Autoencoder-based anomaly detection on EIS signatures provides early-warning degradation diagnostics without relying on physics-based equivalent-circuit fitting.
Key Results Expected
- LSTM SoC predictor: <2% RMSE across multiple drive cycles
- Autoencoder EIS anomaly detection: 94% early fault recall
Data-driven material discovery
DFT vs ML bandgap prediction
Autoencoder degradation detection
Future Research Directions
Where the next chapter of this work is headed
Tandem PEC Devices
Coupling spin-polarised photoanodes with low-bandgap photocathodes to push unassisted solar-to-hydrogen efficiency beyond 10%.
Stable Blue Perovskite LEDs
Engineering mixed-halide perovskites with suppressed phase segregation for long-lifetime blue LEDs
Next Generation Batteries
Developing Li-S or Sodium-ion batteries with high energy density and long cycle life using advanced materials engineering and electrochemical characterization techniques.

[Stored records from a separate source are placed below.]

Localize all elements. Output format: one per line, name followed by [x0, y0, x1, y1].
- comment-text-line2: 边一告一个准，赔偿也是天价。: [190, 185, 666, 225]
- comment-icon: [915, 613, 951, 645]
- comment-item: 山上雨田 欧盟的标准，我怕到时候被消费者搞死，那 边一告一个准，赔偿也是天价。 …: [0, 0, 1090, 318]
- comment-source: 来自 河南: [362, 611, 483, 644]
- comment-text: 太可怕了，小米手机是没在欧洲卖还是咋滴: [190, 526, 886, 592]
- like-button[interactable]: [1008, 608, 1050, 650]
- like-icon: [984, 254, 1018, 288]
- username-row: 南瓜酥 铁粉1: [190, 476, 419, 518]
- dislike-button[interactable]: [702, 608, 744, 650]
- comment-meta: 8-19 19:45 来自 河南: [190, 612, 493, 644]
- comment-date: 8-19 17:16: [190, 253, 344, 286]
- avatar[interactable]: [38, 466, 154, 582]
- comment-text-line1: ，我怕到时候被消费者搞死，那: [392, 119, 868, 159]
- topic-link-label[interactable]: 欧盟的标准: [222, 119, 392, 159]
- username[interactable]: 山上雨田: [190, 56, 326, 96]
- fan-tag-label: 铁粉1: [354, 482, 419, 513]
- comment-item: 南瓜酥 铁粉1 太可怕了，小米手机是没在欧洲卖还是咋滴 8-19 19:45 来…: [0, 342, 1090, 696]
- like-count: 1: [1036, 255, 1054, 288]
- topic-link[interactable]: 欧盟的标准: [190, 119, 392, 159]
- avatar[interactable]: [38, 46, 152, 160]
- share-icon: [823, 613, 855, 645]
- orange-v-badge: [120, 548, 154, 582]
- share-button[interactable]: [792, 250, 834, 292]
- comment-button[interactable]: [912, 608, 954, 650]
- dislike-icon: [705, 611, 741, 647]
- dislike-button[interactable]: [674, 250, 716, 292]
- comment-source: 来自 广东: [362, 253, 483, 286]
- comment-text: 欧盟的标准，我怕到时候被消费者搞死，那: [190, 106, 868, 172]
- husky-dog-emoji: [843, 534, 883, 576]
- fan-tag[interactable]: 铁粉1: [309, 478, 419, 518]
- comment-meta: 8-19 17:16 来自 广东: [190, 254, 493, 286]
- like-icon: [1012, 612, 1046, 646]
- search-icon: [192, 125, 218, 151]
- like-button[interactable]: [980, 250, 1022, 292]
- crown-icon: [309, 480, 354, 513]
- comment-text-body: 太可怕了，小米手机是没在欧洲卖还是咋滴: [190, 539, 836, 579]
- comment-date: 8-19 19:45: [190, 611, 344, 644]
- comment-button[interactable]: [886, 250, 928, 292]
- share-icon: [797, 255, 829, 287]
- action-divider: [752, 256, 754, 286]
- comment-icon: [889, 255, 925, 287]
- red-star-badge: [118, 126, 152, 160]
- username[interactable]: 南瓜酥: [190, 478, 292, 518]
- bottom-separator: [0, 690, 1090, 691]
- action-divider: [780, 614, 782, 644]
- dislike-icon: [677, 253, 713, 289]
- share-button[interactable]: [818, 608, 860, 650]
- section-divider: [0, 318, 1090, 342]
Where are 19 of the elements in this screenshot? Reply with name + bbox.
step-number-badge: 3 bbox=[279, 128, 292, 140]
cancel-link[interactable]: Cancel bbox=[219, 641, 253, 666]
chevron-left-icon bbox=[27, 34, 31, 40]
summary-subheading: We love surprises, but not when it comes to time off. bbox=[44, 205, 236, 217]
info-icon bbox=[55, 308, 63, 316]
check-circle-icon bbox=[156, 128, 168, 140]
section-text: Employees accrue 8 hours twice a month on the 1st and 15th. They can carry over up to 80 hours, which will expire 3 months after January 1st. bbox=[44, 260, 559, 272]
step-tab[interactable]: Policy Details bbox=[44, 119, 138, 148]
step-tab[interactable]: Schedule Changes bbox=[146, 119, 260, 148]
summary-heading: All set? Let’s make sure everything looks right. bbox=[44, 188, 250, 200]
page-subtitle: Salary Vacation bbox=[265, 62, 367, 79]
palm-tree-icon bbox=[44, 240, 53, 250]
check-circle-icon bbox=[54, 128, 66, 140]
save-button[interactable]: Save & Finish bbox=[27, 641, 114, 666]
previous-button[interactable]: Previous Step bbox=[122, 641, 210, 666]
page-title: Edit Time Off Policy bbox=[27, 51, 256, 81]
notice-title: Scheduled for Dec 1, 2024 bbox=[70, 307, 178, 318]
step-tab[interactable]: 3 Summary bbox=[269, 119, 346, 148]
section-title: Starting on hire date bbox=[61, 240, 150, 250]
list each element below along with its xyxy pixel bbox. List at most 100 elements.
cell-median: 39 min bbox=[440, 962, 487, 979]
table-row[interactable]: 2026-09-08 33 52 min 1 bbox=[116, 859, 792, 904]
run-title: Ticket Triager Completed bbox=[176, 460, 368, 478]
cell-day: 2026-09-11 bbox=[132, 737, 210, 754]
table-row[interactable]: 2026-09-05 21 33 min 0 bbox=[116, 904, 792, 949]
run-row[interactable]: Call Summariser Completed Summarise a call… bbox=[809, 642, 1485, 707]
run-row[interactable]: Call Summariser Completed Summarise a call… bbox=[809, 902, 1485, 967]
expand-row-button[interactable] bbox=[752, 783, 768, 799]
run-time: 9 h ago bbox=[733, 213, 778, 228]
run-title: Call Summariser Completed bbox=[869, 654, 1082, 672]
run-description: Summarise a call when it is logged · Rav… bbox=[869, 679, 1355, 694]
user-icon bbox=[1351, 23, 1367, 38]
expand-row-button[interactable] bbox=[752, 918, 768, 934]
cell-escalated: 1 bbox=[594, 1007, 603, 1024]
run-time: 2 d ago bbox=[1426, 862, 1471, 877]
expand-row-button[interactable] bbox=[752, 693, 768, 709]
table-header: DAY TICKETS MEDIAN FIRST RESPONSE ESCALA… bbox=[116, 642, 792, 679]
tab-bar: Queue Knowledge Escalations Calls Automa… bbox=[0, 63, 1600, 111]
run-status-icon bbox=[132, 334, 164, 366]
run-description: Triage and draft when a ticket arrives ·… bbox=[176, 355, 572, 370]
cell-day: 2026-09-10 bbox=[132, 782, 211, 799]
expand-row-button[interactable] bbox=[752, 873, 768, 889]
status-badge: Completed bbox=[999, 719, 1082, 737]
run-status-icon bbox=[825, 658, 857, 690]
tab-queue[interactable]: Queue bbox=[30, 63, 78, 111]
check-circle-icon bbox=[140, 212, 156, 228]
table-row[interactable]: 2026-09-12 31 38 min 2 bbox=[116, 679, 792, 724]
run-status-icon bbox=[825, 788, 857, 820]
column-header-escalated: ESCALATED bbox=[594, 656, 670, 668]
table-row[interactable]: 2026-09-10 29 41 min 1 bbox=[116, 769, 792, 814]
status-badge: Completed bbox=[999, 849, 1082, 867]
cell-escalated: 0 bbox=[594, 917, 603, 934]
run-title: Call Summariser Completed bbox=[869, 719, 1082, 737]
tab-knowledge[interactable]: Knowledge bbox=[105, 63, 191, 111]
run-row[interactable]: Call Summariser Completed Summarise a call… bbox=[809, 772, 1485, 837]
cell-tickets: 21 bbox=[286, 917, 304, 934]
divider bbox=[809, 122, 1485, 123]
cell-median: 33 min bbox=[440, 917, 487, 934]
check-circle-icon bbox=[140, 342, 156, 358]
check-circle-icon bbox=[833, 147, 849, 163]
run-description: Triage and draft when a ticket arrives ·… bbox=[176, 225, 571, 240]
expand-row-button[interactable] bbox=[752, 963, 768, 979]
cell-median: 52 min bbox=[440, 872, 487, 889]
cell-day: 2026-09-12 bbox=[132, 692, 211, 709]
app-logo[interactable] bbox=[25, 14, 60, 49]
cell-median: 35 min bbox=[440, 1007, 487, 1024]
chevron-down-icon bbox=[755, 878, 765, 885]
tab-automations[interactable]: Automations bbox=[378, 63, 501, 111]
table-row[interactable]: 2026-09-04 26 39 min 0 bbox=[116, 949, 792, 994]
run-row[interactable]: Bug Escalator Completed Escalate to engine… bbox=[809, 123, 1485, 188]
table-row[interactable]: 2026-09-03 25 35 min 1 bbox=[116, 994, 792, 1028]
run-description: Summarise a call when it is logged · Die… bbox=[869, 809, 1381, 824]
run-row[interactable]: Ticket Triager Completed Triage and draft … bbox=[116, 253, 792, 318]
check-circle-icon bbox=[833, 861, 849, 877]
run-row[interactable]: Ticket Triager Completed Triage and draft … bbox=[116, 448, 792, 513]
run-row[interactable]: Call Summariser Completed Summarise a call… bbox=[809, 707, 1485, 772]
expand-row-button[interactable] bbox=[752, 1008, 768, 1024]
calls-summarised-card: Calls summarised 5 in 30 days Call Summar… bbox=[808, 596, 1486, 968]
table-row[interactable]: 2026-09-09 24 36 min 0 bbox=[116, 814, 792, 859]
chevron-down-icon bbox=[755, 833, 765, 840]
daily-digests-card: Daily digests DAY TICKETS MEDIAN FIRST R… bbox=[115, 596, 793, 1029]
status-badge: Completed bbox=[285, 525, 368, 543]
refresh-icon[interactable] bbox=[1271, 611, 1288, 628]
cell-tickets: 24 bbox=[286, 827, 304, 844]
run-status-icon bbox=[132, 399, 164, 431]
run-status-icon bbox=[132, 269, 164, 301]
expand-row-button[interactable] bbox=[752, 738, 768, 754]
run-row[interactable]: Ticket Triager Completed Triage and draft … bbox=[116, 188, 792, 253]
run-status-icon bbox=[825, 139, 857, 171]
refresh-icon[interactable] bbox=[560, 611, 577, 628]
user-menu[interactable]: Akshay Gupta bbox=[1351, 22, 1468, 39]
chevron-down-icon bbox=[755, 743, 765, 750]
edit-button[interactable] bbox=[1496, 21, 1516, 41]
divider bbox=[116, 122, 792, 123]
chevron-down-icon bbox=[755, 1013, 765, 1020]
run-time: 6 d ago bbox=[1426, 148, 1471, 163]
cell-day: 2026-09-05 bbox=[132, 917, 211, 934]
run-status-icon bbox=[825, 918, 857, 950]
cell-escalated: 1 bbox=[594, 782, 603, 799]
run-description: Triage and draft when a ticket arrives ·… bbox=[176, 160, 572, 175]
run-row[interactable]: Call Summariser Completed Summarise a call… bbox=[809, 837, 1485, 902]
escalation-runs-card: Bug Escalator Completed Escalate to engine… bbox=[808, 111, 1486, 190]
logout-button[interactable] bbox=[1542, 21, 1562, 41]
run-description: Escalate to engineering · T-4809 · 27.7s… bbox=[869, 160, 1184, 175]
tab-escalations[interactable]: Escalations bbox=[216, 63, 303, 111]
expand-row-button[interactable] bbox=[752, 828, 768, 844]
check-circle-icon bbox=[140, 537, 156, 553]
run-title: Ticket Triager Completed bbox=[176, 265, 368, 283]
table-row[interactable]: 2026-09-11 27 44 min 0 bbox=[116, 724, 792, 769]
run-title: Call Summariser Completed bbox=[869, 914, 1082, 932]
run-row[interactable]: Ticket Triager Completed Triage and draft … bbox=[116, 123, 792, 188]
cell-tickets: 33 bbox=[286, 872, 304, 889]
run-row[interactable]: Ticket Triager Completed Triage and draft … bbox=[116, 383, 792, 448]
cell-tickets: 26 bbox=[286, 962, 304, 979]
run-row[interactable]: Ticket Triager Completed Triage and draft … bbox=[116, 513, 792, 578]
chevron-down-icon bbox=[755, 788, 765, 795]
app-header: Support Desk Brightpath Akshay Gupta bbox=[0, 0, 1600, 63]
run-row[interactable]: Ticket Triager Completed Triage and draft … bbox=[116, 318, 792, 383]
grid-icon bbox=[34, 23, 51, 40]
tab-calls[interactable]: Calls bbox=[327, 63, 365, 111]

Graph Neural Networks for Perovskites
Building crystal-graph neural networks trained on DFT datasets to predict stability, ionic conductivity, and optoelectronic properties of novel perovskite compositions.
Fast-Charging Protocols
Reinforcement learning-optimised charging protocols that maximise cycle life while minimising lithium plating risk validated on physical cell hardware.
Operando Spectroelectrochemistry
Combining in-situ Raman, FTIR, XPS, and electrochemical measurements to track real-time structural evolution of photoelectrodes under working conditions.